BRIMBORIONS EN RETARD Signes, intersignes, coïncidences, ou pas

Suis une voiture. C’est marqué à l’arrière : “Pourquoi me suivez-vous, je suis aussi perdu que vous.”

Dans la salle d’attente du dentiste, on entend toujours de la musique classique légère, légère et là, paf, le sacre du printemps, le passage un peu death-metal, bien martelé. Seul sur ma chaise, j’ai l’impression d’être un chrétien qu’on va jeter aux lions.

Le dentiste a lu “J’aurai ta peau Dominique A”. “C’est curieux, dit-il, justement, hier quelqu’un a tiré sur le chanteur de rap La Fouine.” Et il ajoute, songeur : “Drôle de coïncidence.”

Déménagement du piano. Le type arrive, sonne à la porte et regarde, consterné, les trois marches de l’entrée. “Il faut monter ça ?” dit-il, abasourdi.

Il lève les bras au ciel, apostrophe l’autre déménageur, qui a la carrure d’un ancien boxeur, se tape le front. “Il va falloir, vraiment, inventer quelque chose, Raymond.”

Finalement, le piano passe. Il me regarde, épuisé : “Pourquoi faut-il que vous jouiez du piano, et pas du pipeau ?”

En partant, il dit : “Le truc incroyable avec les pianos, c’est qu’il faut toujours tout réinventer.”

Sur la route, une souris coupée en deux, éviscérée. Juste après, une dame enceinte qui marche péniblement, en se tenant le ventre.

Enterrement de T. Je me glisse dans la salle où elle repose. Elle a tellement maigri qu’on ne la reconnaît plus. Seules les mains sont restées normales, mais extraordinairement blanches.

“Aime les hommes, mais garde toujours la main sur la poignée de ton épée quand tu ne les connais pas. Un jugement ne doit jamais partir du coeur sans avoir été contrôlé par l’expérience.” Mac Orlan, L’ancre de miséricorde

Lu dans le petit manuel du parfait aventurier, de Pierre Mac Orlan :
“Installé dans un appartement confortable comme un noyau au centre d’un fruit...”

“Les livres d’aventures sont dangereux. Je fais exception pour les livres de Jules Verne, qui, totalement dépourvus d’art et de sensibilité, ne peuvent séduire que des apprentis botanistes. La terre vue par Jules Verne est ainsi qu’un immense Jardin des Plantes où chaque animal porte une étiquette à son cou, et chaque plante une fiche en français et en latin avec un numéro d’rodre pour l’herbier.”

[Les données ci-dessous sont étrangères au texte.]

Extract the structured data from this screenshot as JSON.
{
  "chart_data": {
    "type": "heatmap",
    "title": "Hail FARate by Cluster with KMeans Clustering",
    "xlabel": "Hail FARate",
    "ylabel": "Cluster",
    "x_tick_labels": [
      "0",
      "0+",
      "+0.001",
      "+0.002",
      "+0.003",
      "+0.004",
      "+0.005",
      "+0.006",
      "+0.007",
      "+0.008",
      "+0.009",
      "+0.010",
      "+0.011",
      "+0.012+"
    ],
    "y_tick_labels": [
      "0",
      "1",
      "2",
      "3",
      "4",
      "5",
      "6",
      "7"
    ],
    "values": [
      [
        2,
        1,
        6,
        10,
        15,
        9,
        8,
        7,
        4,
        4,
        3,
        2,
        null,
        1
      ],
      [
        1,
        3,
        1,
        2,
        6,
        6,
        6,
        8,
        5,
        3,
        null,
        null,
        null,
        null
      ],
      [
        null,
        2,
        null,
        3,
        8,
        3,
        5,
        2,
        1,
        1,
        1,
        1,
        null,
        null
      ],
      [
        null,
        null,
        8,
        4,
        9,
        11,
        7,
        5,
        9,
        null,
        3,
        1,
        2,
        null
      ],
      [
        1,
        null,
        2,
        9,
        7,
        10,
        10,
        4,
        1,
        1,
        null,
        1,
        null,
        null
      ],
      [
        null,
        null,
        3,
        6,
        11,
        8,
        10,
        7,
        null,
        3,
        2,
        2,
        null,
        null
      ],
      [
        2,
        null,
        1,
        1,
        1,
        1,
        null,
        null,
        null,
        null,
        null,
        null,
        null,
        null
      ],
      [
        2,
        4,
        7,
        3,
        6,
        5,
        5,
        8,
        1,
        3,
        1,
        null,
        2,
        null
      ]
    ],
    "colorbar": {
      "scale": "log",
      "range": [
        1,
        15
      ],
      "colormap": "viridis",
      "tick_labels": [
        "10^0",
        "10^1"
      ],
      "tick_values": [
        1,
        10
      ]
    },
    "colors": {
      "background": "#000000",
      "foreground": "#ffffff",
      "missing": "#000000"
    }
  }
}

“A consulter l’Histoire des Aventuriers, des Flibustiers et des Boucaniers d’Amérique, par Oewmelin, avec les cartes, le frontispice et le portrait d’un animal mou en forme de cachalot.”

“Voyez ce petit crabe couleur de beurre, entouré d’ornières profondes comme des vagues solidifiées : c’est un cabaret breton de la Côte.”

“La pensée – un des rares moyens de transport qui ne soit pas en commun.”

“L’heure du crime n’a aucune importance dans un roman d’aventures. Ce détail ne peut intéresser que les maniaques de l’horlogerie.”

“La terre est une vieille prostituée. Elle se vend partout.”

“La sensibilité s’abolit très vite devant des spectacles de cruauté répétés quotidiennement.”

Mac Orlan, Courbet :

“L’homme est seul devant la vie végétale, la vie minérale et la désespérante féerie des galaxies.”